Moving aboard a boat is almost always a simultaneously traumatic and liberating experience. For most people, it involves a radical down-sizing in lifestyle-related “stuff” and a significant re-engineering of the mechanics of daily living. At the same time, those necessities bring with them a simplicity that is refreshing and novel, a degree of freedom that most of us would not otherwise have willingly experienced. This tradeoff dulls much of the sting, and for folks who decide to stick with the lifestyle, it’s a net gain.
Doing it repeatedly, on the other hand, is starting to seem a little masochistic.
This spring marks the third time we have moved aboard since we started living aboard, returning from our winter gig house-sitting, and with the experience I can say this: it’s a lot easier to take all the stuff of your daily life on a boat and move it into a house than it is to take that same stuff and move it back onto the boat.
When you move to a house from a boat, you are taking a very limited amount of stuff (in typical house terms) and putting it into a very big space, where it sort of naturally spreads out and settles in the many areas available to put it. Moving from house to boat, even if you have only the same limited amount of stuff, it all gets compressed into a very small space and starts to look like an unmanageable bundle of impossible clutter.
Last year, we actually split our time much more evenly between where we were house-sitting and on the boat, and less stuff went back and forth.
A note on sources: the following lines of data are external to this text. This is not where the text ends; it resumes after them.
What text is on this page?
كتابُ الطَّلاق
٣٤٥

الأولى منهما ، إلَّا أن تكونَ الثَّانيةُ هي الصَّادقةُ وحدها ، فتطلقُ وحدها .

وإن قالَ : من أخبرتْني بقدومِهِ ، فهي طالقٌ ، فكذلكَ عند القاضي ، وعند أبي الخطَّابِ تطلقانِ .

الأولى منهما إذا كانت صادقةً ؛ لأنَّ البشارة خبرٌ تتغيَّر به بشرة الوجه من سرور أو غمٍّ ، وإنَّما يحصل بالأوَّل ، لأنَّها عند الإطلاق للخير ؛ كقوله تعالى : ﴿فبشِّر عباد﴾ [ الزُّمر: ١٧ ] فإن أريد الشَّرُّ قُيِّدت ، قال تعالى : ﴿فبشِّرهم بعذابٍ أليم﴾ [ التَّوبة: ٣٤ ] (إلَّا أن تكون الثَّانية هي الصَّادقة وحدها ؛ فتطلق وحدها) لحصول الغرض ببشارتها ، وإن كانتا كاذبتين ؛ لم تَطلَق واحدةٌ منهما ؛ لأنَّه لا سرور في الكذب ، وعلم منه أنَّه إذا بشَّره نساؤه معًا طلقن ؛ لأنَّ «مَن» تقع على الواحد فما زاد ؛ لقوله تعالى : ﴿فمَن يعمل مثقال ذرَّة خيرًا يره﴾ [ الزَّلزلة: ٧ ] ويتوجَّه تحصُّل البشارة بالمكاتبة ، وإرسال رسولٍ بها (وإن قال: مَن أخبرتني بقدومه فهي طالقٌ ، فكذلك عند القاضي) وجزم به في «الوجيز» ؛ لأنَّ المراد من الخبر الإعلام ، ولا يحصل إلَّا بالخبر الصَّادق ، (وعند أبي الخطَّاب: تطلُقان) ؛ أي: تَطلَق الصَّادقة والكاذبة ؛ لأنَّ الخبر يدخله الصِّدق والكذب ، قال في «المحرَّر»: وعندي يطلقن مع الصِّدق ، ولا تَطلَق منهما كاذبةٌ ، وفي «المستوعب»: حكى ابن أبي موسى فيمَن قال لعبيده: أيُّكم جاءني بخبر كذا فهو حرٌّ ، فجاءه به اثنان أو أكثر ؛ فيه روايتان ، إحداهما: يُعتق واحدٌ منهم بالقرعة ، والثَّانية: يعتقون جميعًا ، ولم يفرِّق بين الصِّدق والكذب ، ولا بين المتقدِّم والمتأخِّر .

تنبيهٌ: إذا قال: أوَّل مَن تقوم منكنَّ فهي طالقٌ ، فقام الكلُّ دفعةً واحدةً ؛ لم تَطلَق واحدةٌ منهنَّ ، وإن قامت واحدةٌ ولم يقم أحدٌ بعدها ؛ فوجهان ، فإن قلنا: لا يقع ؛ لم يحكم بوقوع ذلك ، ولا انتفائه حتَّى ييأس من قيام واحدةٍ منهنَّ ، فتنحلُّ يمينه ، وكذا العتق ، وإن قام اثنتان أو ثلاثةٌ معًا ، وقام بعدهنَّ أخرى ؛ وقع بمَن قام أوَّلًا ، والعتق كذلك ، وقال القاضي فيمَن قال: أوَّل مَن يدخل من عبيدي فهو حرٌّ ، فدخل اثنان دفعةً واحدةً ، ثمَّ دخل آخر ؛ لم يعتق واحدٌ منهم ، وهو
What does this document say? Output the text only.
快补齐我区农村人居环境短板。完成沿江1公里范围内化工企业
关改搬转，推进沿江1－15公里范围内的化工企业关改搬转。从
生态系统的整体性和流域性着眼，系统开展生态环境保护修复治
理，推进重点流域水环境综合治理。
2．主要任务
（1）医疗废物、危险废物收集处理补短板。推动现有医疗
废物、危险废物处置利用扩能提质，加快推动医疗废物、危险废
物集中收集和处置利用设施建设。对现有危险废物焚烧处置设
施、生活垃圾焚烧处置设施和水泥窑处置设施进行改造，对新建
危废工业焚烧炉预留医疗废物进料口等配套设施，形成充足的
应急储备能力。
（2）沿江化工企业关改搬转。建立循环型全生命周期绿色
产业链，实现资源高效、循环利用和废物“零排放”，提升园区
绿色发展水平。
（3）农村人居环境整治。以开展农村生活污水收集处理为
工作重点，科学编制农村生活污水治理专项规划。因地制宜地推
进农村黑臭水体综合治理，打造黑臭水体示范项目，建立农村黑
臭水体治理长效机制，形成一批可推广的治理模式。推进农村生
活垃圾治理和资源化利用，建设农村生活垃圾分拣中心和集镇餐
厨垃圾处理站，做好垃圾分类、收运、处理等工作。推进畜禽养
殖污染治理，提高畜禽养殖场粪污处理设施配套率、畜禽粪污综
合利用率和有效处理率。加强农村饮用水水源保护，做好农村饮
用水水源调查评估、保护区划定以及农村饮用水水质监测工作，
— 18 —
This year, we actually spent very little time aboard, and moving back has been much harder. I know there are places to stow all this stuff, it has been here for three years now and we have worked out fairly well how to keep it all safely and securely out of the way. I just can’t seem to remember where any of those places are! Compression seems, perversely, to have lead to expansion somehow: we were so proud to have pared life down to this limited bundle of things the first time around, and now they themselves seem to have exploded into being too much.
It doesn’t help that we are both suffering an attack of three-footitis, so every time we come across an item that just doesn’t seem to have a place to live, we find ourselves muttering, “If only we had three more feet…” It’s a common refrain, but the idea that you can simply buy your way out of storage issues on a boat is a sure sign that you don’t understand the basis of the problem: compression! Any amount of stuff, taken from a large area into a smaller area, is just going to seem like too much. A temporary reprieve might be had if we moved our stuff from a smaller boat to a larger boat, but should we go back and forth between that larger boat and a house again, the boat is inevitably going to seem to be too small. And we’ll be looking for another three feet, no doubt.